Today, AV developers are said to be collecting data at 4Gigabytes per second as their test vehicles drive on public roads. Cleaning up and annotating such a huge amount of data and prepping it for training data can be very costly. In some cases, the data-labeling processing alone can financially cripple algorithm developers and AV startups.
But equally challenging to AV designers, though little discussed publicly, are the arduous tasks involved in optimizing a trained AI model and converting it for deployment (on inference engines). Ors explained that NXP’s tool accelerates the process of “quantization, pruning and compressing” the neural network.
By pruning, Ors means removing redundant connections present in the neural net architecture, by cutting out unimportant weights. Of course, a new “pruned” model will lose accuracy. Hence, the model has to be fine-tuned after pruning to restore its accuracy.
Next up, quantization creates an “efficient computing process,” said Ors. It involves bundling weights by clustering them or rounding them off so that the same number of connections can be represented using less memory. Another common technique is converting floating-point weights to fixed point representation by rounding off. As with pruning, the model must be fine-tuned after quantization.
AV designers evaluate the accuracy of the converted model by running test data (which the deep learning system hasn’t seen before) and further fine-tune the model.
(Image: NXP)
Partitioning workload
Beyond that, eIQ Auto, said NXP, “partitions the workload and selects the optimum compute engine for each part of the neural network.” It speeds the process of hand-crafting the inference engine, because the tool can help AV designers figure out which tasks run best among CPU, DSP or GPU, Ors explained. He said that eIQ Auto can’t be used for non-NXP devices, as the tool must be intimately familiar with what’s happening inside the processor.
eIQ Auto also comes with interfaces to training frameworks and model formats such as TensorFlow, ONNX, Caffe, Pytorch, in addition to model optimization and usage tools (scripts, compiler toolchains) and runtime libraries (C/C++, vector DSP, NEON).
In sum, the toolkit’s aim is to help customers move quickly from a development environment to AI implementations that meet stringent automotive standards.
Where AI is applied inside AV
Today, the most prevalent AI application inside a vehicle is “vision,” using neural networks to classify objects on images. Vision is also used for driver and cabin monitoring, face identification and occupancy detection.
(Image: NXP)
Other potential AI applications in automotive include radar. Future radars are expected to use neural networks to classify road users based on its imagery. Ors noted that the use of AI in radar applications remains undeveloped, however. “There is a higher barrier to entry,” said Ors, “due to the regulations related to the use of radar as a sensor.” Compared to CMOS image sensors, radars are also expensive, he added. “That means that radar data [that] can’t be easily obtained limits the available datasets.”

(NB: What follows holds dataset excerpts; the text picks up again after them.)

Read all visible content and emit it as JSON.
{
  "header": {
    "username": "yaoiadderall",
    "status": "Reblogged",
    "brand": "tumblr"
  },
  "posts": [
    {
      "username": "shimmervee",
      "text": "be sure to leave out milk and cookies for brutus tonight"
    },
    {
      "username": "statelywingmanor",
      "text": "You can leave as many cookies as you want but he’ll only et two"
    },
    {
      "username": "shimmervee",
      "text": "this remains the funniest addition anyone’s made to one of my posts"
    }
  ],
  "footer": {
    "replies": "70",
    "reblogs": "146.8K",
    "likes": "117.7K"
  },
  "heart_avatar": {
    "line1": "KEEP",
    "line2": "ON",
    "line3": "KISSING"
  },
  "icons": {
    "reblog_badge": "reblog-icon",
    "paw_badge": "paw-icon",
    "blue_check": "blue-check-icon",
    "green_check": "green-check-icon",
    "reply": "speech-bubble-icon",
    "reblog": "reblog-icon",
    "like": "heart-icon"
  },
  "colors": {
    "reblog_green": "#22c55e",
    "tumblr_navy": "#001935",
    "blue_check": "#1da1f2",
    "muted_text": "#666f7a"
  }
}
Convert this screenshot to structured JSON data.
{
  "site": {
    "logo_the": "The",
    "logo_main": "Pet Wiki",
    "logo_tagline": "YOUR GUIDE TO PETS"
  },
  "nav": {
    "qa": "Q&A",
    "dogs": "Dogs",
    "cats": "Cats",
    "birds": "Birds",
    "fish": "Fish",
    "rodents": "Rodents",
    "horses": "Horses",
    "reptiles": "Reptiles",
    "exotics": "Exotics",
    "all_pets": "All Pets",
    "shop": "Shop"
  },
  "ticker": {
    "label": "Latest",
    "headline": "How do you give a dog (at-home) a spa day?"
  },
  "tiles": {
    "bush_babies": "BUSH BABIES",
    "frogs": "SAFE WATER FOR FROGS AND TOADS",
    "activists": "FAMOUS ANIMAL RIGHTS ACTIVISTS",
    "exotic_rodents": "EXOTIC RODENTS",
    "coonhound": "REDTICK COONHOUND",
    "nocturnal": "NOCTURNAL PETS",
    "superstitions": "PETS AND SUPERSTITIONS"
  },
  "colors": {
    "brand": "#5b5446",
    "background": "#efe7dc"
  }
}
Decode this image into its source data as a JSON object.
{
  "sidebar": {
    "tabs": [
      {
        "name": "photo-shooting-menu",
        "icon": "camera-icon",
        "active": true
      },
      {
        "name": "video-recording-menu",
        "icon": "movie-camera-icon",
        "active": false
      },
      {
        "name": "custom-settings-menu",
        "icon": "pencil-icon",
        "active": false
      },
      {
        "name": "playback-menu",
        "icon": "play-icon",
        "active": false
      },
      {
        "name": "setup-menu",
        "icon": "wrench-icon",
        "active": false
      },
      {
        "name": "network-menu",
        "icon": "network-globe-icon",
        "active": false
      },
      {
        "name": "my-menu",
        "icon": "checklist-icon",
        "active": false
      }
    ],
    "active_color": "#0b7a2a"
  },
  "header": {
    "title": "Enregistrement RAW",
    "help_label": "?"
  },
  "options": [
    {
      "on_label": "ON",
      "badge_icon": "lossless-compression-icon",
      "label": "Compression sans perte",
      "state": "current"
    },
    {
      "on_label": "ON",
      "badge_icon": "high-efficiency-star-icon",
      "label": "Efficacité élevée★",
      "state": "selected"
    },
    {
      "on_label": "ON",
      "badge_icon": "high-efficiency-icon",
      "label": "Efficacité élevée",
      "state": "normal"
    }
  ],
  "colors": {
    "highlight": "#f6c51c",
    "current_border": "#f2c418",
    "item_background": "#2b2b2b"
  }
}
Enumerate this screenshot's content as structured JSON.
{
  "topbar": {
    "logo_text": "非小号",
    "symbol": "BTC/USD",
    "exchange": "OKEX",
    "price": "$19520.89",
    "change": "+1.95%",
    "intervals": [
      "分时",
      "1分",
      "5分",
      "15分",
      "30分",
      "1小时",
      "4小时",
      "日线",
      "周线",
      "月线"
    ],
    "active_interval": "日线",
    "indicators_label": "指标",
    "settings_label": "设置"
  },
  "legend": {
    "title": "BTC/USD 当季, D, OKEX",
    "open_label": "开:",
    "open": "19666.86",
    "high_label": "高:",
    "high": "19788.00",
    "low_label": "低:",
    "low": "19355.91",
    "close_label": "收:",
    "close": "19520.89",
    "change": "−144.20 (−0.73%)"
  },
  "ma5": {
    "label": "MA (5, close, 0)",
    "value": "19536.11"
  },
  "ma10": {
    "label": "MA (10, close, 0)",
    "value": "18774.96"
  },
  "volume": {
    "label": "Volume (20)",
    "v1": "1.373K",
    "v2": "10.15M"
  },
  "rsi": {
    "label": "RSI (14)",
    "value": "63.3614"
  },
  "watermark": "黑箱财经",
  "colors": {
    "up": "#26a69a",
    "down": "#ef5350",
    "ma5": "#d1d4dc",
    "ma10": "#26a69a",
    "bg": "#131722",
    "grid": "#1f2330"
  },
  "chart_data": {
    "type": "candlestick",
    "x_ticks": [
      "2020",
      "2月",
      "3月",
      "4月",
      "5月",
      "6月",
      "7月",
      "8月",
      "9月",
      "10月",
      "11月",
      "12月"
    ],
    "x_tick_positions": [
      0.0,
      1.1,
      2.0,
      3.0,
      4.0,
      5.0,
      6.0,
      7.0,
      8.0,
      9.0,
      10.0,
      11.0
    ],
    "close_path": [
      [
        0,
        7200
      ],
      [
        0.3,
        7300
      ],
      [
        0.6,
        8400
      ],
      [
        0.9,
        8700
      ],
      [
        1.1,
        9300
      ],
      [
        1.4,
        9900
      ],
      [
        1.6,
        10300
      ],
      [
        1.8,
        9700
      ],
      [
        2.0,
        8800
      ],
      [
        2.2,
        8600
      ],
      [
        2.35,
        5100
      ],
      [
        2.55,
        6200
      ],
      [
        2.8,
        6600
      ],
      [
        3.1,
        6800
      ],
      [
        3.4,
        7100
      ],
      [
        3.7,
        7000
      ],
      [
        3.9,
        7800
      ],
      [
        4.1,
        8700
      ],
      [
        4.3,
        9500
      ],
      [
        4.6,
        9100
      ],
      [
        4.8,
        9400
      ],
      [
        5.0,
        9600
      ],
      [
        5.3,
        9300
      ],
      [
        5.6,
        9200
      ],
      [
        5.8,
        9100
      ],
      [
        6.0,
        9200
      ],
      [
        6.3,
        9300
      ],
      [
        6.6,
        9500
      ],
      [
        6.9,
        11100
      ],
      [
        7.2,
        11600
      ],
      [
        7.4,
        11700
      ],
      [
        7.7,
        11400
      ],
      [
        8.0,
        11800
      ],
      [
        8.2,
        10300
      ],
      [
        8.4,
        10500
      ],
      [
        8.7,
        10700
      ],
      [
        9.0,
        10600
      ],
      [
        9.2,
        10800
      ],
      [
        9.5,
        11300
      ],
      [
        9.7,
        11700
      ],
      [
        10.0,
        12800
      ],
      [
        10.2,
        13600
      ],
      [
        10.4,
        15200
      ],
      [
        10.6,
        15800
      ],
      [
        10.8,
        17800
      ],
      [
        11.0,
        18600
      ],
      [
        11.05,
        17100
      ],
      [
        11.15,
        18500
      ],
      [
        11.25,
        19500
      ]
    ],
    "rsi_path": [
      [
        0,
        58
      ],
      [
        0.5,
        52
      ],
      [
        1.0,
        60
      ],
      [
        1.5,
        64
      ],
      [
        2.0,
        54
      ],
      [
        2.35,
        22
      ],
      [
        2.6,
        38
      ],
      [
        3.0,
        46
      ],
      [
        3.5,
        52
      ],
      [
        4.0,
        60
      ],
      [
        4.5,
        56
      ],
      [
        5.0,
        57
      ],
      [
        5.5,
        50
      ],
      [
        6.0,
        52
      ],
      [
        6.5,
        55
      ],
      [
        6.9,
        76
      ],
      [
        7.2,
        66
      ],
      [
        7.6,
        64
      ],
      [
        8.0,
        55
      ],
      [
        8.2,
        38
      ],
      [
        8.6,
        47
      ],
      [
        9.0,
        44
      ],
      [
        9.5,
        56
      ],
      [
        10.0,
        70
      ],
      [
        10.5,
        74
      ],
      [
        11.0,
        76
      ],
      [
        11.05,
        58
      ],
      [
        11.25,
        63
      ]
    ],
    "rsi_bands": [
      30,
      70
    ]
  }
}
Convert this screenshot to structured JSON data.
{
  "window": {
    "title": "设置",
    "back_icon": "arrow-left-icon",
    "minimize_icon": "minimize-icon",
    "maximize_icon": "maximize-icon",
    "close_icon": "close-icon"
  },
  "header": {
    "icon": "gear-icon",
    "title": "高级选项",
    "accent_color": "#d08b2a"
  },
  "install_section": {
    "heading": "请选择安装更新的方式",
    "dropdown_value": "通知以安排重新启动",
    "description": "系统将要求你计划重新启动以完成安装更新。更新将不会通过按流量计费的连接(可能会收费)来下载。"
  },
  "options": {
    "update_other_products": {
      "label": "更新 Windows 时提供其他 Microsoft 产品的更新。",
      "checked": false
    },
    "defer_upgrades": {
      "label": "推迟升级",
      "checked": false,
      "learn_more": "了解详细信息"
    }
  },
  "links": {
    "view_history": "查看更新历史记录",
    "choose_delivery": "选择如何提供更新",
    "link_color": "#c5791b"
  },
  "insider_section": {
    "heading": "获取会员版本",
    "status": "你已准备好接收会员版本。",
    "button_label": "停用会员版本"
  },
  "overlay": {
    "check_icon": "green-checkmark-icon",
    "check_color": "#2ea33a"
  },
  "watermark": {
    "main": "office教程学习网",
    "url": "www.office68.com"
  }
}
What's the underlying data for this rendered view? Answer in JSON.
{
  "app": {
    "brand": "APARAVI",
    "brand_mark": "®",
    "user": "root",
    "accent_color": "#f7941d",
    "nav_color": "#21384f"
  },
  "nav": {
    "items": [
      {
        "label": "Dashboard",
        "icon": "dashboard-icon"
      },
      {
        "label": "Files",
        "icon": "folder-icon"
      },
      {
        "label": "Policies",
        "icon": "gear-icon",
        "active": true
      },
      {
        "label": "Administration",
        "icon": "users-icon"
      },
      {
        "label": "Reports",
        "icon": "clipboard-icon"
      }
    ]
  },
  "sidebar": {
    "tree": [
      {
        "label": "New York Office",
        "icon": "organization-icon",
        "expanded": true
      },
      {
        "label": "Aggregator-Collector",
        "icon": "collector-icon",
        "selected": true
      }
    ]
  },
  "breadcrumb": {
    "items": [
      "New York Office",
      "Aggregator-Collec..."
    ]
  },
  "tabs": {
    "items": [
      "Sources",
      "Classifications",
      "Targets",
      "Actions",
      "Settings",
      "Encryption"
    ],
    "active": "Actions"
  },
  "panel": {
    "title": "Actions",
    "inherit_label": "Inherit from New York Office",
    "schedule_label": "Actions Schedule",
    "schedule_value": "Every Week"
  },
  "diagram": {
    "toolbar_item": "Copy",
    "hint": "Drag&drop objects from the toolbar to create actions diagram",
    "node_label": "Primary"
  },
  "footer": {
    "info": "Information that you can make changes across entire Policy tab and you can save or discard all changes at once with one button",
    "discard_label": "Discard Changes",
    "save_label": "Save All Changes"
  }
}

AI is also expected to be applied to data fusion — vision with radar, for example. But again, the industry hasn’t reached consensus on when to fuse two species of sensory data. “Early fusion vs. late fusion is still being debated,” said Ors.
Today, most test AVs come with power-hungry hardware — which is not ideal for volume automotive production. NXP hopes its new eIQ toolkit enables customers to deploy powerful neural nets “in an embedded processor environment with the highest levels of safety and reliability.”